Sky tg24 60 secondi, Genova e il rumore della politica

È vero: un disastro come il crollo del ponte Morandi, con queste modalità e tante e tali implicazioni, questo paese non l’aveva mai vissuto. Ma è anche vero che mai prima d’ora i toni della battaglia politica, delle accuse reciproche si erano levati così alti e invadenti quando ancora la conta dei morti non è definitiva.

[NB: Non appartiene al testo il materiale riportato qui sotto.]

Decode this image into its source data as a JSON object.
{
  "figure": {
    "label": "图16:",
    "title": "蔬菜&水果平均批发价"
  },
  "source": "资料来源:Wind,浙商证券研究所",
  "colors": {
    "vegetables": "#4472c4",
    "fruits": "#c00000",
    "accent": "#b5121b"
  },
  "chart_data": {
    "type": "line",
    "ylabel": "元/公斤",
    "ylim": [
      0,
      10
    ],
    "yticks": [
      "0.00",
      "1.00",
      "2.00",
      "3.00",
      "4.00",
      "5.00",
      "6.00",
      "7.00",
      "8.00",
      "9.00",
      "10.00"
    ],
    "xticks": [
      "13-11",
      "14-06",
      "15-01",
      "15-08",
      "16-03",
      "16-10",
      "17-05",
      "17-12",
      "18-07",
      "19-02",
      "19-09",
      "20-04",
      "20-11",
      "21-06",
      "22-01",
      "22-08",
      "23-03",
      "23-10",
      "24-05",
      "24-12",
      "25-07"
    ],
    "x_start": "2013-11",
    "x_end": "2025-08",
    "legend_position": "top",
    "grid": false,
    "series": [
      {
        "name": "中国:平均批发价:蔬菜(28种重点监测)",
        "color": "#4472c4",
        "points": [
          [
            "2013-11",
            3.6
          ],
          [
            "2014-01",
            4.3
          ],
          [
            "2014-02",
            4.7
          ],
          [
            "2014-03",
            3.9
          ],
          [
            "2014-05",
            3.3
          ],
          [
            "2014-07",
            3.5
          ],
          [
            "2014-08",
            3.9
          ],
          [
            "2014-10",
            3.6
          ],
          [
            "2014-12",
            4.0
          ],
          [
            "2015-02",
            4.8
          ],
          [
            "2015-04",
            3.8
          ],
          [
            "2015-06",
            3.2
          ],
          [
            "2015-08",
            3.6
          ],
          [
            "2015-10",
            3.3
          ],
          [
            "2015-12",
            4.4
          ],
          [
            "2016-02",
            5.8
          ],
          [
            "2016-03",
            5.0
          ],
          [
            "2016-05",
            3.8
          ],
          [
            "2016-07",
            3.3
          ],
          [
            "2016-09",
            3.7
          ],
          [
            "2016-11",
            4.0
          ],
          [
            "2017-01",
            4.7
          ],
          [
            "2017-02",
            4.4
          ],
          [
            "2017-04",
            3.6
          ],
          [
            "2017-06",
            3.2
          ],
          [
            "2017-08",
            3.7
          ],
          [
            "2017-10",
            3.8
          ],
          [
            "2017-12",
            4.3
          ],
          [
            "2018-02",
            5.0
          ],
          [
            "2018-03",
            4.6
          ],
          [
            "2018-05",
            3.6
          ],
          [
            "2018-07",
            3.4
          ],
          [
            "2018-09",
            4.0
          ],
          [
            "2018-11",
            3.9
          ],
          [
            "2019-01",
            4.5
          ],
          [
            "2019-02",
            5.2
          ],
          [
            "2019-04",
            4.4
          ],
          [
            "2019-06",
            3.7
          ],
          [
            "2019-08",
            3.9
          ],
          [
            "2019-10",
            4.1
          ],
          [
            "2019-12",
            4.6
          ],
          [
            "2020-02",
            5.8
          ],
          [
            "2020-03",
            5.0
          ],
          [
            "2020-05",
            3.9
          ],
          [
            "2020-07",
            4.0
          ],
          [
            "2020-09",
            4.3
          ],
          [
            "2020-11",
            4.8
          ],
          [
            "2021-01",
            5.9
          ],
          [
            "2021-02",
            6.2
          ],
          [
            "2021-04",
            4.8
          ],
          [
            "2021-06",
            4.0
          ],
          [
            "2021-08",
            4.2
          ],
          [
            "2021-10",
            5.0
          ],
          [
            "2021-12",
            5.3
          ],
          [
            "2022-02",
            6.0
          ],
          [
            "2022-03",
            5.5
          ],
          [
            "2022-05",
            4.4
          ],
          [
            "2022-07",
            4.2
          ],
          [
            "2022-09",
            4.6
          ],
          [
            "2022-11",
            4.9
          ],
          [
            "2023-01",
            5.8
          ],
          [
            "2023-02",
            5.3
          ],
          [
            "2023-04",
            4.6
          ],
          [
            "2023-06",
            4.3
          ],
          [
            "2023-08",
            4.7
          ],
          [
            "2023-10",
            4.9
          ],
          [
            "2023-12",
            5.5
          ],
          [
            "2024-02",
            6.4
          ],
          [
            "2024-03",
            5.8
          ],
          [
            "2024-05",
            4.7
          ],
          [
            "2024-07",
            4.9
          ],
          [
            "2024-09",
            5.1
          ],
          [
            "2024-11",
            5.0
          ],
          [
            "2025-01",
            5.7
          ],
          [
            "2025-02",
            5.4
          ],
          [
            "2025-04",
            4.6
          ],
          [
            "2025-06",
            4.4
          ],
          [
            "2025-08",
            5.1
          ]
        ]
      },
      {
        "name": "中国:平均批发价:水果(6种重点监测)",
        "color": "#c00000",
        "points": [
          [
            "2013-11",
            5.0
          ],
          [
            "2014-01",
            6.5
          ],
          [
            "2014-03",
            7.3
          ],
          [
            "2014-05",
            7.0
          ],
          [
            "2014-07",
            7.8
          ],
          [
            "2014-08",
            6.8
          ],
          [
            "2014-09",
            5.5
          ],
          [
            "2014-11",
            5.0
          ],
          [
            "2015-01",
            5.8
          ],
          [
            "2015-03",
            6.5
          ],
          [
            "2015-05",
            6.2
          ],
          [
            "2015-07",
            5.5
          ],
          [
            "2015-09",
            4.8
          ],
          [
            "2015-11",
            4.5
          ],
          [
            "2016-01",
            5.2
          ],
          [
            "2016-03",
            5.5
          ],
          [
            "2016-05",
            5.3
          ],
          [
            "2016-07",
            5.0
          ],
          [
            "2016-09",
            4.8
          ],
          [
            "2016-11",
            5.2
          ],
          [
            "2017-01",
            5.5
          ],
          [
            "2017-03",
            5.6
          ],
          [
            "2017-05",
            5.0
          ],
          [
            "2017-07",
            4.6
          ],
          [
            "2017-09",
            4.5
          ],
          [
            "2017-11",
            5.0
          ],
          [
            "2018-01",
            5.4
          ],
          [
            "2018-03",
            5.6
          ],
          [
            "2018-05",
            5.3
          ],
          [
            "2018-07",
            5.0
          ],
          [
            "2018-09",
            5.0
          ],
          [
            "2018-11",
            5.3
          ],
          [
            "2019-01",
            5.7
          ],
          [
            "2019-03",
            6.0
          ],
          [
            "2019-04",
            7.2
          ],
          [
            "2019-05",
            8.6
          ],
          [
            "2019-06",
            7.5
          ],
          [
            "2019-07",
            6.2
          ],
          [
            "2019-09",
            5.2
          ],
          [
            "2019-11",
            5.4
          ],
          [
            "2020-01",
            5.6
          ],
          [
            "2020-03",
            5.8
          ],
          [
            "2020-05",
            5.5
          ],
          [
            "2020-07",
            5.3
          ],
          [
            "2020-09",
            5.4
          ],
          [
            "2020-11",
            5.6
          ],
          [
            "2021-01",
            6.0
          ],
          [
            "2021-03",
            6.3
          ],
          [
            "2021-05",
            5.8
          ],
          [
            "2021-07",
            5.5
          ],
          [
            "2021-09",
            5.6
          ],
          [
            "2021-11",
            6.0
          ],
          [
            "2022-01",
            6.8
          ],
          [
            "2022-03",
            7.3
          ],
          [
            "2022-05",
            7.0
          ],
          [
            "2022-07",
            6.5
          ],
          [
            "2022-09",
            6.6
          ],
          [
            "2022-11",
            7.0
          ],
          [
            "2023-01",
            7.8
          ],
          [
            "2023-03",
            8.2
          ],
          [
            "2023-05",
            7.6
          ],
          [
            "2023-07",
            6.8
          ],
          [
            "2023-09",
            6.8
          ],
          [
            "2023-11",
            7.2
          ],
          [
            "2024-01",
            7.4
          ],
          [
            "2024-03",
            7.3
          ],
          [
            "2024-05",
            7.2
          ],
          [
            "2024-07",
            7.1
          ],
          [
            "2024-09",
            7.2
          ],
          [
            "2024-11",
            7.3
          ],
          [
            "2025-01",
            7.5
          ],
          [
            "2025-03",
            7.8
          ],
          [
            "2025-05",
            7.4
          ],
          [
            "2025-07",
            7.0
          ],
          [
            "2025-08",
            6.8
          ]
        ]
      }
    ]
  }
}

Fin dalle prime ore, dai primi minuti dopo la tragedia, il rumore di fondo è stato continuo, fastidioso un po’ per tutti. E poco sopportabile per chi il dolore in quelle ore – in queste ore – lo vive nel proprio animo. Non è il rumore della politica. Che non può tacere in momenti come questi e anzi, può essere un collante per il paese. Il rumore sono le accuse reciproche, con ogni mezzo a disposizione. Per guadagnare o sottrarre consensi. È questo il rumore. Che se è fisiologico e indispensabile per una democrazia in tempi normali, oggi toglie qualcosa alla democrazia, anziché aggiungere. Il tempo, i tempi sono importanti. Anche per questo qualcuno ha deciso che le esequie ufficiali, per i propri cari, non le vuole.